The tension between tradition and modernity is readily apparent on the Saudi restaurant scene. Dining has always been a national pastime, with multi-course dinners stretching late into the night. The Globe restaurant, located at the top of the Rosewood Hotel in Al Faisaliah Tower, offers an example of Middle East meets West. Like a glass marble suspended in the sky, it is another impressive feat of engineering, providing a 360-degree view from within a geodesic globe while serving modern European dishes like Wagyu beef fillet with horseradish confit. But like the city’s other architectural marvels, the interior affords its own surreal views: families making hushed conversation while sipping elaborate, alcohol-free mocktails from crystal glasses; a burqa-clad woman slipping a piece of foie gras behind her veil and into her mouth.

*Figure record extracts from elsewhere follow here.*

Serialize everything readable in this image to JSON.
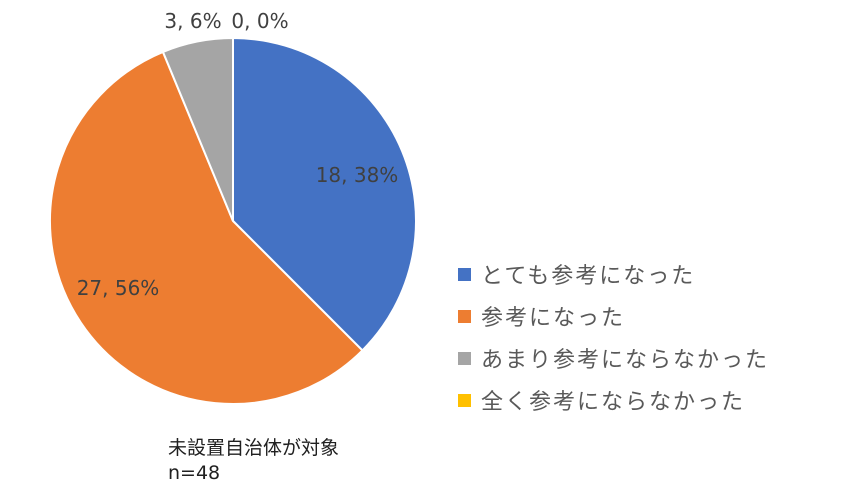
{
  "chart_data": {
    "type": "pie",
    "categories": [
      "とても参考になった",
      "参考になった",
      "あまり参考にならなかった",
      "全く参考にならなかった"
    ],
    "values": [
      18,
      27,
      3,
      0
    ],
    "percentages": [
      38,
      56,
      6,
      0
    ],
    "data_labels": [
      "18, 38%",
      "27, 56%",
      "3, 6%",
      "0, 0%"
    ],
    "colors": [
      "#4472C4",
      "#ED7D31",
      "#A5A5A5",
      "#FFC000"
    ],
    "start_angle": "12 o'clock",
    "direction": "clockwise",
    "legend_position": "right"
  },
  "note": {
    "line1": "未設置自治体が対象",
    "line2": "n=48"
  }
}
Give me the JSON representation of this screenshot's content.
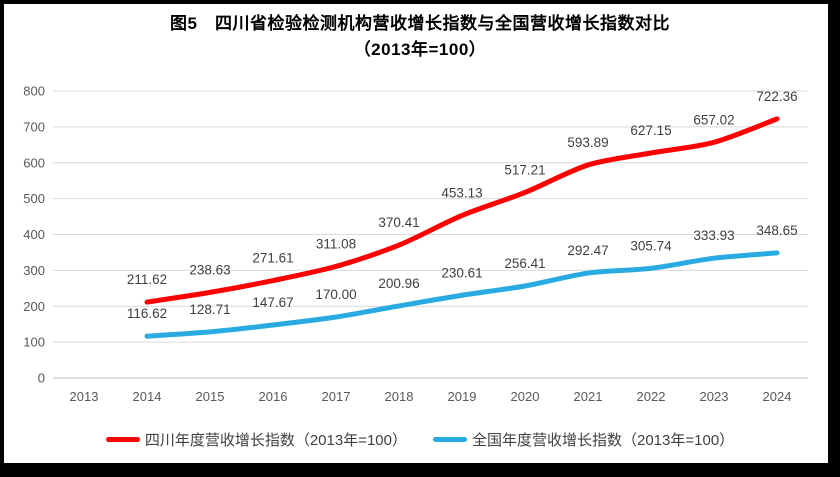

Perhaps the best way to appreciate the tension of modern-day Saudi Arabia is to try to learn more of its history. The National Museum in Riyadh houses an engaging array of antiques, manuscripts and documents about the evolution of Islam and Saudi Arabia. The museum’s eight halls are arranged in chronological order. The first explores the region’s early inhabitants and the development of Arabic; then the exhibit moves into the “Age of Ignorance” that preceded Islam, the rise of the Prophet Muhammad and the development of Islam, and finally modern-day Riyadh. The painstakingly restored Masmak Fort, built around 1865, contains a museum displaying antique firearms, costumes and agricultural tools—the relics of Saudi life in that period. The dramatically lit building is one of the few remaining traditional structures, a vivid example of how deeply the Saudi landscape has been transformed by the discovery of oil. Located in the Old Town, it is nonetheless surrounded by modern buildings.

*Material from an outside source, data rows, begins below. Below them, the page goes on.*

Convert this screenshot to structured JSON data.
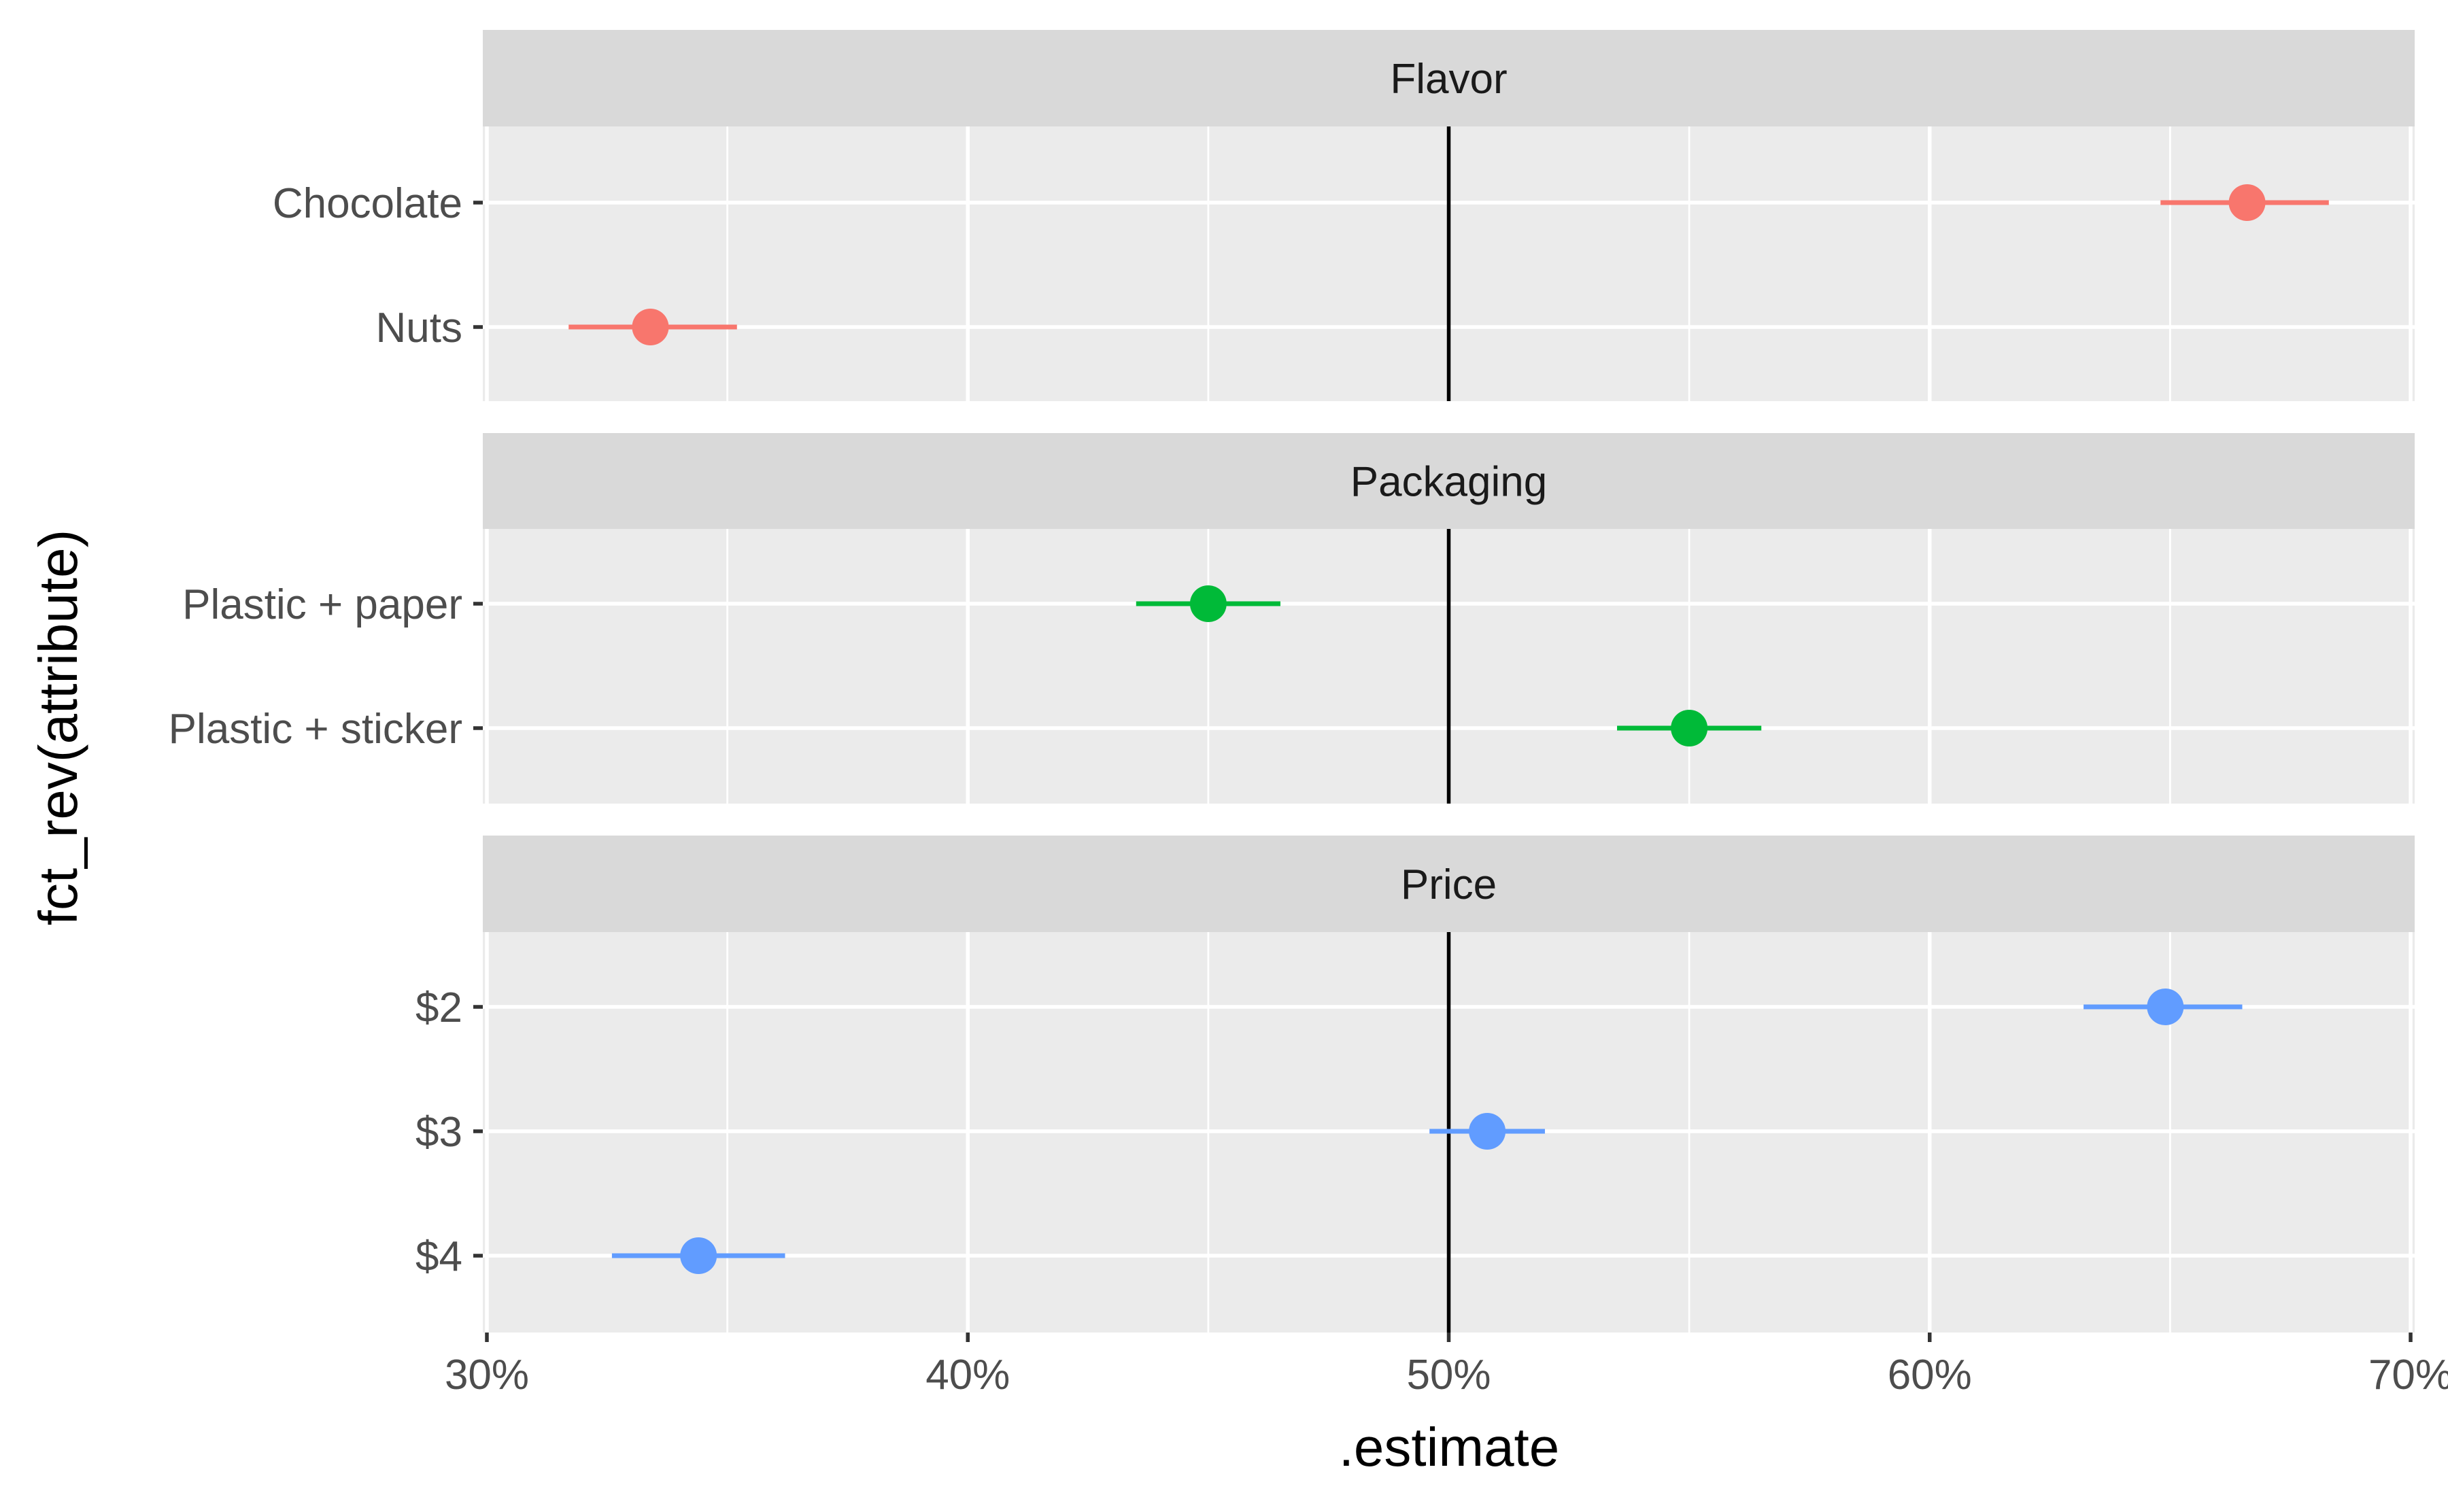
{
  "chart_data": {
    "type": "scatter",
    "subtype": "faceted point-range",
    "xlabel": ".estimate",
    "ylabel": "fct_rev(attribute)",
    "xlim": [
      30,
      70
    ],
    "x_ticks": [
      30,
      40,
      50,
      60,
      70
    ],
    "x_tick_labels": [
      "30%",
      "40%",
      "50%",
      "60%",
      "70%"
    ],
    "reference_line_x": 50,
    "grid": true,
    "legend": "none",
    "facets": [
      {
        "name": "Flavor",
        "color": "#F8766D",
        "levels": [
          {
            "label": "Chocolate",
            "estimate": 66.6,
            "lower": 64.8,
            "upper": 68.3
          },
          {
            "label": "Nuts",
            "estimate": 33.4,
            "lower": 31.7,
            "upper": 35.2
          }
        ]
      },
      {
        "name": "Packaging",
        "color": "#00BA38",
        "levels": [
          {
            "label": "Plastic + paper",
            "estimate": 45.0,
            "lower": 43.5,
            "upper": 46.5
          },
          {
            "label": "Plastic + sticker",
            "estimate": 55.0,
            "lower": 53.5,
            "upper": 56.5
          }
        ]
      },
      {
        "name": "Price",
        "color": "#619CFF",
        "levels": [
          {
            "label": "$2",
            "estimate": 64.9,
            "lower": 63.2,
            "upper": 66.5
          },
          {
            "label": "$3",
            "estimate": 50.8,
            "lower": 49.6,
            "upper": 52.0
          },
          {
            "label": "$4",
            "estimate": 34.4,
            "lower": 32.6,
            "upper": 36.2
          }
        ]
      }
    ]
  }
}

Such contrasts can make Saudi Arabia a challenging place to visit. Women can’t rent a car or wear a sundress in the unbearable heat. Those seeking a holiday filled with shopping, sunbathing and poolside cocktails should definitely head to Dubai instead; hedonism is not appreciated in Saudi Arabia. But respectful curiosity certainly is. It may be the only place on earth where Buckminster Fuller futurism meets contemporary French cuisine meets Wahhabi Islam—compelling proof that there is more than one definition of what it means to live in the modern world.